Pierre-Olivier ou « Poc », révélé par les malgaches comme le sosie de Pierre Richard (si, si!) n’en est pas moins un très bon chasseur…
Notre herpéto-rigolo a su prouver son habileté à plusieurs reprises. Hier déjà une espèce de serpent, le plus grand de Madagascar, avait fait sensation… oui, enfin, la morsure qui s’en suivie surtout! (rien de grave, c’est chose commune ). Aujourd’hui c’est avec une belle couleuvre qu’il se fait remarquer. Ce fut l’occasion pour certains d’entre nous de remettre en question nos a priori et d’oser braver nos peurs inconscientes…c’est chaud et doux ces petites bêtes!
Nous avions déjà tenté de susciter réflexion et débats sur le pourquoi de ces feux inconscients, sur le désintéressement total de ces hommes face à leur environnement… Peu satisfaits des réponses obtenues hier soir, nous réitérons l’expérience aujourd’hui cette fois-ci avec des villageois venus nous rendre visite.
Au bord de la rivière, Charlotte comme traductrice, la confiance s’installe, le dialogue s’instaure, les consciences s’animent. Ces personnes sont mécontentes. Elles le savent, le feu est un calvaire, il a déjà calciné leurs bétails, détruit la forêt, et restreint la chasse. Impossible de connaître les coupables, des gens de passage avec leurs zébus disent-ils… Probablement des dahalos, les voleurs de zébus.

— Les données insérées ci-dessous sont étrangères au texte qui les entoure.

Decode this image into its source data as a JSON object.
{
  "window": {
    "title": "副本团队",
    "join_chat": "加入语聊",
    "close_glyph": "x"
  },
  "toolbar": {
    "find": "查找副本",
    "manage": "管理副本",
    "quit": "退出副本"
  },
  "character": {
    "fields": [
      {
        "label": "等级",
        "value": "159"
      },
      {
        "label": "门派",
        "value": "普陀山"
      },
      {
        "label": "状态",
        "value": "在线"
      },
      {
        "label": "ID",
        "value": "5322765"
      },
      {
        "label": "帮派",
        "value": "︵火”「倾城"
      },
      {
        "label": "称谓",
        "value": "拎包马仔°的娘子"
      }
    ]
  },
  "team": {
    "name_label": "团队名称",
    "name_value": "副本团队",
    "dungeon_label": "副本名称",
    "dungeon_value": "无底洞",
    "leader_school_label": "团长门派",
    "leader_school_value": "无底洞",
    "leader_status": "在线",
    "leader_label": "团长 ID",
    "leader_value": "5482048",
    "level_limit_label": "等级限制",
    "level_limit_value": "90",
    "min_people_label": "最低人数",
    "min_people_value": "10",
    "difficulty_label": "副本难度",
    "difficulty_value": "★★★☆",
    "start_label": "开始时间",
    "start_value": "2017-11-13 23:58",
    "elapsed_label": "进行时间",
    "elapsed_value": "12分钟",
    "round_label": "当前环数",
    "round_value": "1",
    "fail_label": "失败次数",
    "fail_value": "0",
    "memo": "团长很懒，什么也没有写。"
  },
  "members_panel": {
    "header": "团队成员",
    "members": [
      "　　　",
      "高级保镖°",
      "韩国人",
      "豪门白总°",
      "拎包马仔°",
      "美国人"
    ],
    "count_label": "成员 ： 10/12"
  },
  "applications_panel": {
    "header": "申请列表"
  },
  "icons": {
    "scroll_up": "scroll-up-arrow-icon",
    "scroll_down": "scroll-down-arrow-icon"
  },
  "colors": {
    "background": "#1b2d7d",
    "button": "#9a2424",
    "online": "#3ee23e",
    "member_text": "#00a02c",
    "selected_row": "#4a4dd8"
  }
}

Alors même que nous tenons cette discussion, un villageois débarque les bras chargés d’un étrange paquet qui s’agite et tremble. C’est un lémurien, capturé ce matin, il est venu nous le vendre. Je vous laisse imaginer la tête d’Evrard à la vue de cet animal si doux et si mignon ligoté dans un filet. Puis sa tête là encore lorsque l’homme lui a expliqué qu’il l’avait attrapé rien que pour nous, croyant que nous venions pour les chasser et les manger. L’acheter est impensable tout comme le fait de le laisser repartir avec, le pauvre animal se retrouverait immédiatement dans l’assiette des villageois. Nous négocions pour pouvoir le garder et le libérer. Mais les choses sont plus compliquées que cela. On ne libère pas un lémurien n’importe où. Il faut en effet le ramener dans son habitat d’origine et le relâcher à l’heure de sa capture afin qu’il puisse retrouver son groupe. Reste à connaître l’endroit où il a été chassé!
« Mama » Charlotte se charge de la « leçon ». Nous ne sommes pas certains qu’il ait compris le message ni le but de notre présence.
Evrard et Mohamed, quand à eux, s’empresse de prendre soin de notre nouveau venu et c’est avec une douceur quasi-paternel qu’ils s’efforcent de l’abreuver et de le nourrir. Mathias notre spécialiste des lémuriens lui fabrique une cage à l’aide d’un panier et d’une moustiquaire plus accueillante que ses cordages. Il passera la nuit avec nous. C’est déjà ça, on aura au moins sauvé un lémurien!
La squence video de cette anecdote :
Merci Evrard pour l’info !
Peut-on connaître la nature des milieux prospectés ? Si j’ai bien suivi, le premier site semblait une forêt sèche plus ou moins dégradée et le second une forêt ripicole coincée dans un fond de vallée et donc plus humide ?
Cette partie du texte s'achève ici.